As Pete Carroll is fond of saying, it’s not how you start, it’s how you finish.
The Seahawks managed to do both on Wednesday night, when they won the first and the last awards presented in the nationally televised ESPYS ceremony from the Nokia Theatre in Los Angeles, Calif.
The first – “Best Breakthrough Player” – went to All-Pro cornerback Richard Sherman. The last – “Best Team” – went to the Super Bowl XLVIII champion Seahawks. It was a fitting both-ends sweep in what has been a magical run for the Seahawks in their fourth season under Carroll.
They were the first ESPYS won in franchise history.
Quarterback Russell Wilson accepted the team award from NBA legend Julius Erving and current NBA star Carmelo Anthony. Irving wore No. 7 and Anthony wears No. 6 – and the Seahawks’ first season was in 1976. Their 43-8 romp over the Denver Broncos in Super Bowl XLVIII on Feb. 2 was the first championship in franchise history.
“Just to be up here against all the teams that obviously were nominated is truly special,” said Wilson, who was joined on the stage by a dozen teammates. “There were so many great teams and we’re so grateful. We put the hard work in every day and a lot of these guys up here have been told no before.
“Obviously we’ve got to thank coach Carroll for how he leads us every day. He’s so motivating and the way he comes into work, his consistency, his approach to us is unbelievable and playing for that guy is truly special.”
Wilson also thanked general manager John Schneider, owner Paul Allen and the team’s 12th Man fans.
“At the end of the day, these players behind me, they work so hard every day,” Wilson said. “That’s why we were able to find a way to win.”
The Seahawks won the award over the NBA champion San Antonio Spurs, the World Series champion Boston Red Sox, the Stanley Cup champion Los Angeles Kings, NCAA football champion Florida State and NCAA women’s basketball champion University of Connecticut.
Sherman was named “Best Breakout Athlete” despite producing numbers and honors comparable to what he achieved in 2012 – eight interceptions and an All-Pro berth.
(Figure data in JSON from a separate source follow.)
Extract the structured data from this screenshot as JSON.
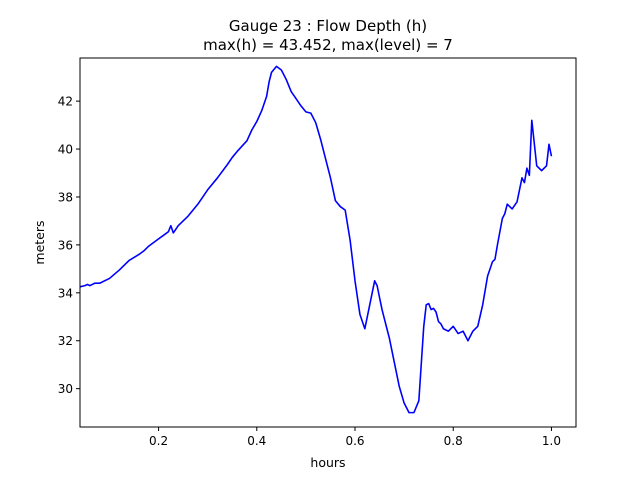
{
  "chart_data": {
    "type": "line",
    "title_line1": "Gauge 23 : Flow Depth (h)",
    "title_line2": "max(h) =  43.452,    max(level) = 7",
    "xlabel": "hours",
    "ylabel": "meters",
    "xlim": [
      0.04,
      1.05
    ],
    "ylim": [
      28.4,
      43.8
    ],
    "xticks": [
      0.2,
      0.4,
      0.6,
      0.8,
      1.0
    ],
    "xtick_labels": [
      "0.2",
      "0.4",
      "0.6",
      "0.8",
      "1.0"
    ],
    "yticks": [
      30,
      32,
      34,
      36,
      38,
      40,
      42
    ],
    "ytick_labels": [
      "30",
      "32",
      "34",
      "36",
      "38",
      "40",
      "42"
    ],
    "grid": false,
    "series": [
      {
        "color": "#0000ff",
        "x": [
          0.04,
          0.05,
          0.055,
          0.06,
          0.065,
          0.07,
          0.08,
          0.1,
          0.12,
          0.14,
          0.16,
          0.17,
          0.18,
          0.19,
          0.2,
          0.21,
          0.22,
          0.225,
          0.23,
          0.24,
          0.26,
          0.28,
          0.3,
          0.32,
          0.34,
          0.35,
          0.36,
          0.38,
          0.39,
          0.4,
          0.41,
          0.42,
          0.425,
          0.43,
          0.44,
          0.45,
          0.46,
          0.47,
          0.48,
          0.49,
          0.5,
          0.51,
          0.52,
          0.53,
          0.54,
          0.55,
          0.56,
          0.57,
          0.58,
          0.59,
          0.6,
          0.61,
          0.62,
          0.63,
          0.64,
          0.645,
          0.65,
          0.655,
          0.66,
          0.665,
          0.67,
          0.68,
          0.69,
          0.7,
          0.71,
          0.72,
          0.73,
          0.74,
          0.745,
          0.75,
          0.755,
          0.76,
          0.765,
          0.77,
          0.775,
          0.78,
          0.79,
          0.8,
          0.81,
          0.82,
          0.83,
          0.84,
          0.85,
          0.86,
          0.87,
          0.875,
          0.88,
          0.885,
          0.89,
          0.9,
          0.905,
          0.91,
          0.915,
          0.92,
          0.93,
          0.935,
          0.94,
          0.945,
          0.95,
          0.955,
          0.96,
          0.97,
          0.98,
          0.99,
          0.995,
          1.0
        ],
        "y": [
          34.25,
          34.3,
          34.35,
          34.3,
          34.35,
          34.4,
          34.4,
          34.6,
          34.95,
          35.35,
          35.6,
          35.75,
          35.95,
          36.1,
          36.25,
          36.4,
          36.55,
          36.8,
          36.5,
          36.8,
          37.2,
          37.7,
          38.3,
          38.8,
          39.35,
          39.65,
          39.9,
          40.35,
          40.8,
          41.15,
          41.6,
          42.2,
          42.8,
          43.2,
          43.45,
          43.3,
          42.9,
          42.4,
          42.1,
          41.8,
          41.55,
          41.5,
          41.1,
          40.4,
          39.6,
          38.8,
          37.85,
          37.6,
          37.45,
          36.2,
          34.5,
          33.1,
          32.5,
          33.5,
          34.5,
          34.3,
          33.8,
          33.3,
          32.9,
          32.5,
          32.1,
          31.1,
          30.1,
          29.4,
          29.0,
          29.0,
          29.5,
          32.6,
          33.5,
          33.55,
          33.3,
          33.35,
          33.2,
          32.8,
          32.7,
          32.5,
          32.4,
          32.6,
          32.3,
          32.4,
          32.0,
          32.4,
          32.6,
          33.5,
          34.7,
          35.0,
          35.3,
          35.4,
          36.0,
          37.1,
          37.3,
          37.7,
          37.6,
          37.5,
          37.8,
          38.3,
          38.8,
          38.6,
          39.2,
          38.9,
          41.2,
          39.3,
          39.1,
          39.3,
          40.2,
          39.7
        ]
      }
    ]
  }
}
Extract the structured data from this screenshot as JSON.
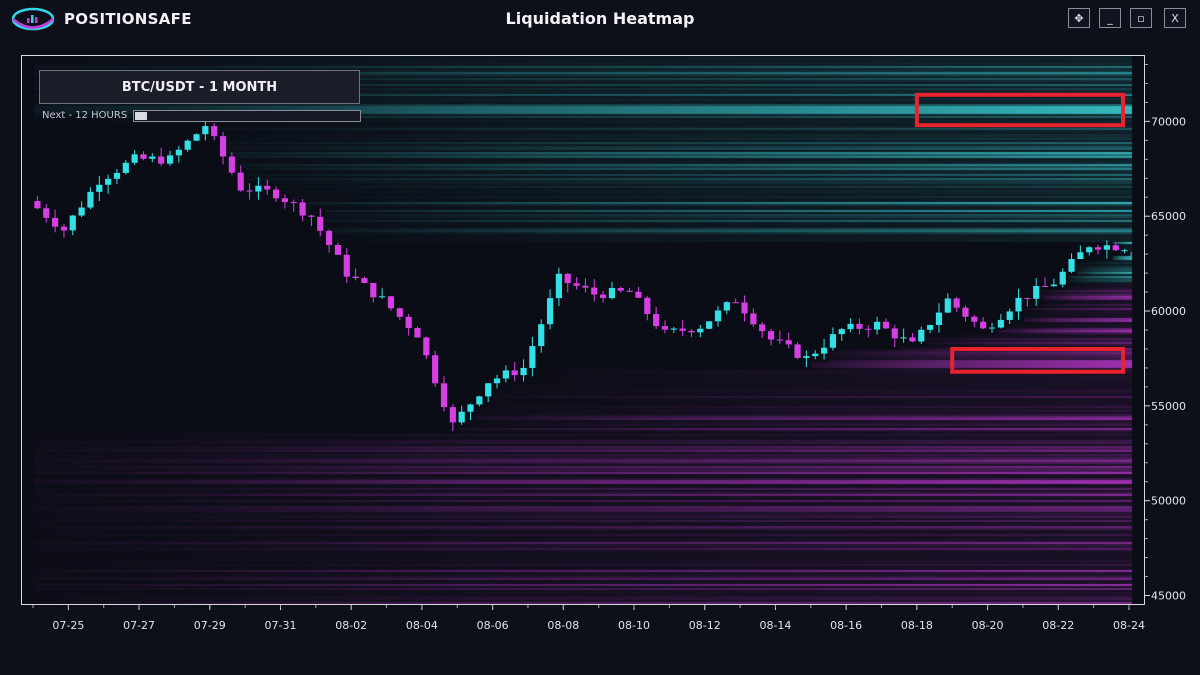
{
  "app": {
    "brand": "POSITIONSAFE",
    "window_title": "Liquidation Heatmap"
  },
  "window_buttons": [
    "✥",
    "_",
    "▫",
    "X"
  ],
  "panel": {
    "pair_label": "BTC/USDT - 1 MONTH",
    "next_label": "Next - 12 HOURS",
    "progress": 0.05
  },
  "colors": {
    "background": "#0b0d16",
    "cyan": "#3fe6ea",
    "magenta": "#c43ad8",
    "highlight": "#e8232d"
  },
  "chart_data": {
    "type": "heatmap",
    "title": "Liquidation Heatmap",
    "instrument": "BTC/USDT",
    "x_labels": [
      "07-25",
      "07-27",
      "07-29",
      "07-31",
      "08-02",
      "08-04",
      "08-06",
      "08-08",
      "08-10",
      "08-12",
      "08-14",
      "08-16",
      "08-18",
      "08-20",
      "08-22",
      "08-24"
    ],
    "x_range": [
      "07-24",
      "08-24"
    ],
    "y_ticks": [
      45000,
      50000,
      55000,
      60000,
      65000,
      70000
    ],
    "y_range": [
      44500,
      73500
    ],
    "price_series": {
      "name": "BTC/USDT",
      "x": [
        "07-24",
        "07-25",
        "07-26",
        "07-27",
        "07-28",
        "07-29",
        "07-30",
        "07-31",
        "08-01",
        "08-02",
        "08-03",
        "08-04",
        "08-05",
        "08-06",
        "08-07",
        "08-08",
        "08-09",
        "08-10",
        "08-11",
        "08-12",
        "08-13",
        "08-14",
        "08-15",
        "08-16",
        "08-17",
        "08-18",
        "08-19",
        "08-20",
        "08-21",
        "08-22",
        "08-23",
        "08-24"
      ],
      "close": [
        65800,
        64300,
        66900,
        68000,
        68000,
        69800,
        66500,
        66200,
        65000,
        62000,
        60600,
        58800,
        54000,
        56300,
        57000,
        61700,
        60900,
        61000,
        58800,
        59200,
        60600,
        58500,
        57500,
        59000,
        59300,
        58200,
        60600,
        59000,
        60600,
        61500,
        63500,
        63400
      ]
    },
    "liquidation_bands": {
      "short_side_color": "cyan",
      "long_side_color": "magenta",
      "notable_levels": [
        {
          "price": 70700,
          "side": "short"
        },
        {
          "price": 63000,
          "side": "short"
        },
        {
          "price": 57300,
          "side": "long"
        }
      ]
    },
    "highlight_boxes": [
      {
        "price_low": 69800,
        "price_high": 71400,
        "date_start": "08-18",
        "date_end": "08-24",
        "color": "red"
      },
      {
        "price_low": 56800,
        "price_high": 58000,
        "date_start": "08-19",
        "date_end": "08-24",
        "color": "red"
      }
    ]
  }
}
What earned him the ESPY this time?
Maybe it was his shoeless interception return for a touchdown to send the Seahawks’ game against the Houston Texans into overtime. Maybe it was his Immaculate Deflection to ice the NFC Championship game and launch the Seahawks toward their first Super Bowl championship. Maybe it was the fact that Sherman led the NFL in interceptions.
Or maybe it was all of the above, and more.
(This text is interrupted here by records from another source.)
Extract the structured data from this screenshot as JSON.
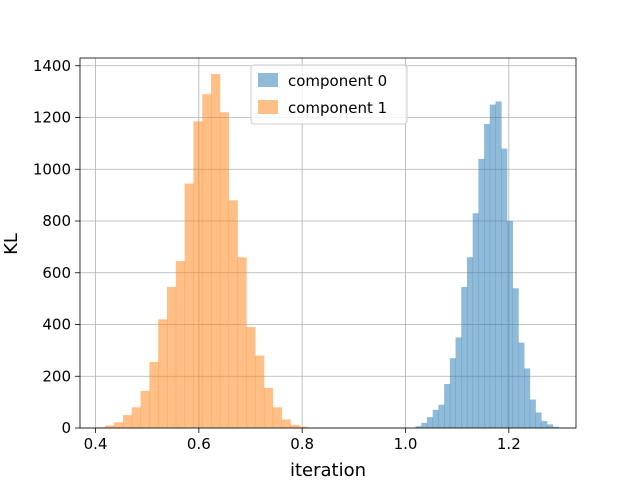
{
  "chart_data": {
    "type": "bar",
    "title": "",
    "xlabel": "iteration",
    "ylabel": "KL",
    "xlim": [
      0.37,
      1.33
    ],
    "ylim": [
      0,
      1430
    ],
    "xticks": [
      0.4,
      0.6,
      0.8,
      1.0,
      1.2
    ],
    "xtick_labels": [
      "0.4",
      "0.6",
      "0.8",
      "1.0",
      "1.2"
    ],
    "yticks": [
      0,
      200,
      400,
      600,
      800,
      1000,
      1200,
      1400
    ],
    "ytick_labels": [
      "0",
      "200",
      "400",
      "600",
      "800",
      "1000",
      "1200",
      "1400"
    ],
    "grid": true,
    "legend_position": "top-center",
    "series": [
      {
        "name": "component 0",
        "color": "#1f77b4",
        "opacity": 0.5,
        "bin_start": 1.0195,
        "bin_width": 0.01105,
        "values": [
          7,
          20,
          42,
          70,
          90,
          170,
          270,
          350,
          545,
          660,
          830,
          1040,
          1175,
          1250,
          1262,
          1080,
          800,
          540,
          330,
          230,
          110,
          60,
          27,
          14,
          5,
          2
        ]
      },
      {
        "name": "component 1",
        "color": "#ff7f0e",
        "opacity": 0.5,
        "bin_start": 0.402,
        "bin_width": 0.01705,
        "values": [
          3,
          10,
          22,
          50,
          80,
          143,
          255,
          420,
          545,
          645,
          945,
          1185,
          1290,
          1368,
          1220,
          880,
          660,
          390,
          280,
          155,
          80,
          33,
          12,
          5,
          2,
          1
        ]
      }
    ]
  }
}
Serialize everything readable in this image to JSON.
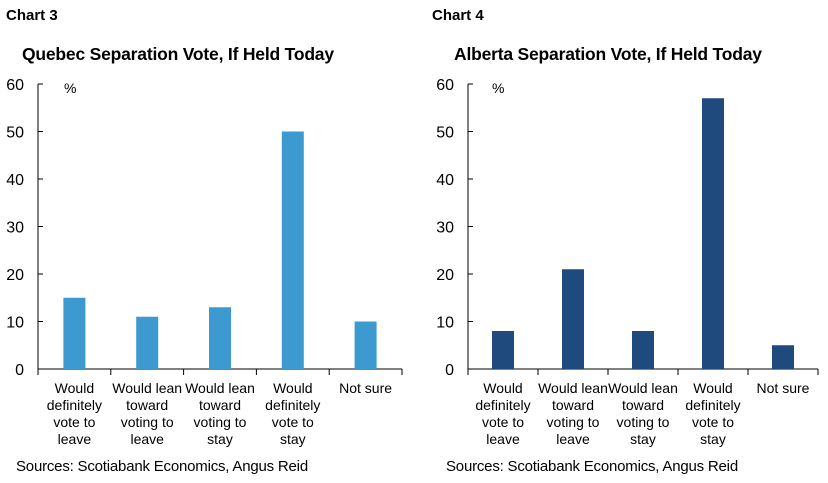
{
  "chart_data": [
    {
      "type": "bar",
      "label": "Chart 3",
      "title": "Quebec Separation Vote, If Held Today",
      "unit": "%",
      "categories": [
        [
          "Would",
          "definitely",
          "vote to",
          "leave"
        ],
        [
          "Would lean",
          "toward",
          "voting to",
          "leave"
        ],
        [
          "Would lean",
          "toward",
          "voting to",
          "stay"
        ],
        [
          "Would",
          "definitely",
          "vote to",
          "stay"
        ],
        [
          "Not sure"
        ]
      ],
      "values": [
        15,
        11,
        13,
        50,
        10
      ],
      "ylim": [
        0,
        60
      ],
      "yticks": [
        "0",
        "10",
        "20",
        "30",
        "40",
        "50",
        "60"
      ],
      "color": "#3d9ad1",
      "grid": false,
      "source": "Sources: Scotiabank Economics, Angus Reid"
    },
    {
      "type": "bar",
      "label": "Chart 4",
      "title": "Alberta Separation Vote, If Held Today",
      "unit": "%",
      "categories": [
        [
          "Would",
          "definitely",
          "vote to",
          "leave"
        ],
        [
          "Would lean",
          "toward",
          "voting to",
          "leave"
        ],
        [
          "Would lean",
          "toward",
          "voting to",
          "stay"
        ],
        [
          "Would",
          "definitely",
          "vote to",
          "stay"
        ],
        [
          "Not sure"
        ]
      ],
      "values": [
        8,
        21,
        8,
        57,
        5
      ],
      "ylim": [
        0,
        60
      ],
      "yticks": [
        "0",
        "10",
        "20",
        "30",
        "40",
        "50",
        "60"
      ],
      "color": "#1f4a7d",
      "grid": false,
      "source": "Sources: Scotiabank Economics, Angus Reid"
    }
  ]
}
“L.O.B.,” Sherman said after accepting the award from Cameron Diaz, a reference to the team’s secondary that goes by the Legion of Boom.
“I appreciate the award. I appreciate being nominated. A lot of hard work, obviously, with the Legion of Boom.”
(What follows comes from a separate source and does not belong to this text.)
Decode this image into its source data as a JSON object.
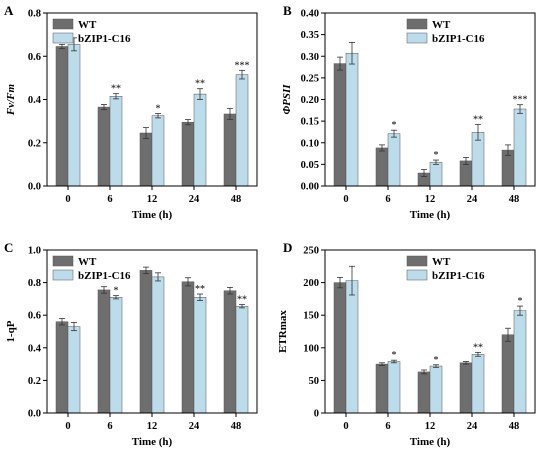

When Sherman’s name was announced, All-Pro free safety Earl Thomas reached over to congratulate him, while All-Pro strong safety Kam Chancellor did the same thing from the row behind Sherman and Thomas.
“The Seahawks, we do our thing,” Sherman said.
The other nominees were Philadelphia Eagles quarterback Nick Foles, New York Yankees pitcher Masahiro Tanaka and Portland Trail Blazers point guard Damian Lillard.
While the Seahawks were winning the Super Bowl, Sherman became a national celebrity who received shout outs from President Barack Obama during the team’s visit to the White House in May as well as at the White House Correspondents Dinner.
Sherman also got some good-natured ribbing from Drake during his opening monologue, as the Canadian rapper who visited a Seahawks practice last season offered, “Tonight a man told me that Richard Sherman is the best defensive player he’s ever seen. And that man’s name is Richard Sherman.”
Wilson was a finalist for “Best NFL Player,” but the ESPY went to Broncos quarterback Peyton Manning, who set NFL single-season records for touchdown passes and passing yards during the regular season. The other nominees were Carolina Panthers linebacker Luke Kuechly and running backs Jamaal Charles of the Kansas City Chiefs and LeSean McCoy of the Philadelphia Eagles.
In the “Best Coach/Manager” category, Carroll was a finalist, but the winner was Spurs coach Gregg Popovich, who led the Spurs to their fifth NBA title in the past 12 seasons. Also nominated were UConn basketball coaches Geno Auriemma (women) and Kevin Ollie (men) and Red Sox manager John Ferrell.